Iconfirm somehow imposes this discipline through a software service provided by the cloud. Signing up as a partner sounds relatively easy - it can be achieved remotely. Just by going online you can get introduction to the solution, business case analysis and presentation of the ‘Ts & Cs of the Partner Agreement’. No certification is necessary and you get ‘battle cards’ (whatever they are), key value proposition statements, online demos, presentation materials and business case analysis.

It’s all about gaining control of personal data when it flows into your company and managing subsequent events. Infconfirm developed application programming interfaces that make it easy for resellers to register new clients on the service, it says.

Then the money starts streaming in. You get a sign on fees of £750 per client, a monthly service fee, fees if a storage option is included or API used and then a negotiated fee per consent or communication sent, which is volume related.

“The business is very scalable with a low cost of sales and fees for modest uptake and consent volume that will generate several hundred of thousands of pounds of income,” says McEwan.

Surely it can’t be that easy can it? Maybe I’ve gone too far and over simplified.

Meanwhile, Clarementis offers an alternative to Microsoft Sharepoint. Any business with more than a hundred employees, or ambitions to grow quickly, needs an integrated digital workplace, says founder Nigel Davies. It helps teams collaborate and share information, makes working processes more efficient, and incorporates core HR services such as self service and online learning.

Does that grab you? Or are you still not sure why you’d want to commit?

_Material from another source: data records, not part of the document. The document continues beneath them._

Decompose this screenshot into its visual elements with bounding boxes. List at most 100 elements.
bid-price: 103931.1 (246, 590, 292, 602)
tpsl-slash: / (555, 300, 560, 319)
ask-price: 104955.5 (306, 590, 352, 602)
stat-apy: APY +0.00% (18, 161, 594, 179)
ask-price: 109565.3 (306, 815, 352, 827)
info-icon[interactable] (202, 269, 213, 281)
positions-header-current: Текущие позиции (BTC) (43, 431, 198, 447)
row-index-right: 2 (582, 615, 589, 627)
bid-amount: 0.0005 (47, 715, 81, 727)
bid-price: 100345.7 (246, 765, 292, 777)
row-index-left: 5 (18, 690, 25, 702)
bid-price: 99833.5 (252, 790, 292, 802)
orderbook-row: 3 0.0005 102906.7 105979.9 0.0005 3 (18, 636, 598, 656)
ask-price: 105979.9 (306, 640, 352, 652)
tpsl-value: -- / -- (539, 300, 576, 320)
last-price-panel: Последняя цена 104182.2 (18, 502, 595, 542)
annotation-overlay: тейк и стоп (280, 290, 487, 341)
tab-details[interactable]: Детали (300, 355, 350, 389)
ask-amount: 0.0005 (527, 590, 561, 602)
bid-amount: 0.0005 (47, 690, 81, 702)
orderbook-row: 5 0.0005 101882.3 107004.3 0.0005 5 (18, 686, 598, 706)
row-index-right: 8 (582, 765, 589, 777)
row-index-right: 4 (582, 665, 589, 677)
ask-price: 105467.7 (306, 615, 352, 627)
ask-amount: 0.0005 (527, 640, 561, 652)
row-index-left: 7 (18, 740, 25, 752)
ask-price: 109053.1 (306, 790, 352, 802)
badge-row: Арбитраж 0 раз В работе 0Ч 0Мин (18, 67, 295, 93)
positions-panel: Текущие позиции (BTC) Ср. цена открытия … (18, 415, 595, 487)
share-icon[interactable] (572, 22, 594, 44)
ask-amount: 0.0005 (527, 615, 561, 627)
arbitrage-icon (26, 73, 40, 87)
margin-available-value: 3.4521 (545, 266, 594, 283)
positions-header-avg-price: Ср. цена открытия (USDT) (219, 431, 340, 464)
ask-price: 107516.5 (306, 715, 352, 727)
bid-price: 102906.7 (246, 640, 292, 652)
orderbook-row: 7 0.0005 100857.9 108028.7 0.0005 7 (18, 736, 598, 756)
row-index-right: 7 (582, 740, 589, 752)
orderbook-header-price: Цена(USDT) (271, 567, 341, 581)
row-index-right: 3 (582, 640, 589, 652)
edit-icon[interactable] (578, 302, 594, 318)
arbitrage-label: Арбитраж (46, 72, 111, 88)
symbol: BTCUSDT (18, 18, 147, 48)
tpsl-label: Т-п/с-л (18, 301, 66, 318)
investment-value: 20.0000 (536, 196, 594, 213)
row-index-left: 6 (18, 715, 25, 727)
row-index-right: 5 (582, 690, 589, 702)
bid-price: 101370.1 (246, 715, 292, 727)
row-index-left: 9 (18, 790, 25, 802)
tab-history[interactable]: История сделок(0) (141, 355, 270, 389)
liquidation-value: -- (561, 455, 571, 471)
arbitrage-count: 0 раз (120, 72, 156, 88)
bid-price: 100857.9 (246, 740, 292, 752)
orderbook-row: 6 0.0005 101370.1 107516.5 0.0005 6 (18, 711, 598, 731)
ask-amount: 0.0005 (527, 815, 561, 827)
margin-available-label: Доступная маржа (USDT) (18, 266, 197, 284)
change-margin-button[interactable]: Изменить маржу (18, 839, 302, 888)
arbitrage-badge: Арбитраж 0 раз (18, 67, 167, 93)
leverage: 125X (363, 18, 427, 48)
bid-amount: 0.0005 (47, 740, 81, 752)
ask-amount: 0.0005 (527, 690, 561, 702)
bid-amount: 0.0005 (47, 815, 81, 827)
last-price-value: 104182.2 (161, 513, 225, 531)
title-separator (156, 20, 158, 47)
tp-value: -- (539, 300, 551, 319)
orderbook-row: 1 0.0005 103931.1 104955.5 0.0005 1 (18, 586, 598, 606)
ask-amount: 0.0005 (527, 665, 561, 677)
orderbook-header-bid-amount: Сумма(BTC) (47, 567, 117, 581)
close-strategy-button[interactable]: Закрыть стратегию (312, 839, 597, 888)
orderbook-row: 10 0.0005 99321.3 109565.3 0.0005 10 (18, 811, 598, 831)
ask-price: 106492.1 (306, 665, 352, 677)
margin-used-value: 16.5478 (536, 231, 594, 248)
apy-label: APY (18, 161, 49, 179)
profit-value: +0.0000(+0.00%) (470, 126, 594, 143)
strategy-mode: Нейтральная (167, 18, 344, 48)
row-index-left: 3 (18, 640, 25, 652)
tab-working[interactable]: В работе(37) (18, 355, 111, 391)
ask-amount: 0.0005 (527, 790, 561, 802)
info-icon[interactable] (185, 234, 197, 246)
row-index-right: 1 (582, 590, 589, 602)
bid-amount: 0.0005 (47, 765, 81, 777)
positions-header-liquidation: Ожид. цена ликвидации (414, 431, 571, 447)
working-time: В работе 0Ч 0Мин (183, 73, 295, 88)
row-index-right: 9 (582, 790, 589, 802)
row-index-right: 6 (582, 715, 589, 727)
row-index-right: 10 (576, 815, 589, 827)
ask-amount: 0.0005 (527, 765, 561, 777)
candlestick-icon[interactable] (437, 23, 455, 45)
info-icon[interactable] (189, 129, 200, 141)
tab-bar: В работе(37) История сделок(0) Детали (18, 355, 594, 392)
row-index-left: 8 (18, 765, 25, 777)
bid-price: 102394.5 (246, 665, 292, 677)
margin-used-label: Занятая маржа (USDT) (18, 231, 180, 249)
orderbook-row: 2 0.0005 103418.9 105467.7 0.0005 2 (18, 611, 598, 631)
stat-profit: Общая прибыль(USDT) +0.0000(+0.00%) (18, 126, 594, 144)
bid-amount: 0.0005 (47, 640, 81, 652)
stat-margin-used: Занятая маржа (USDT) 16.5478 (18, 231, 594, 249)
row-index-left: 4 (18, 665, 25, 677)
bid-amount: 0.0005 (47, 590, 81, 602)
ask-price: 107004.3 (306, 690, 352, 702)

“When you grow fast you can start to make mistakes, any weak systems and processes are exposed, and you can fail to complete tasks with the same diligence as you did when you had less to do,” explains Davies.

The Claromentis partner program is flexible, and the product is ‘incredibly flexible’ and ‘easy to deploy’, with drag and drop functionality, including custom components.

I wish it was easy for me to predict whether resellers will be excited about this.

Claromentis gives training, pre-sales support and marketing material and for new partners it does ‘much of the work for the early opportunities’.

I’ve never sold Sharepoint services, so maybe that’s why I’m struggling to understand. That’s what we non-techies want from a reseller: we want you to bash us on the bonce with the benefits. Or, as footballers might say: Over ‘ere, on Me ‘ead son!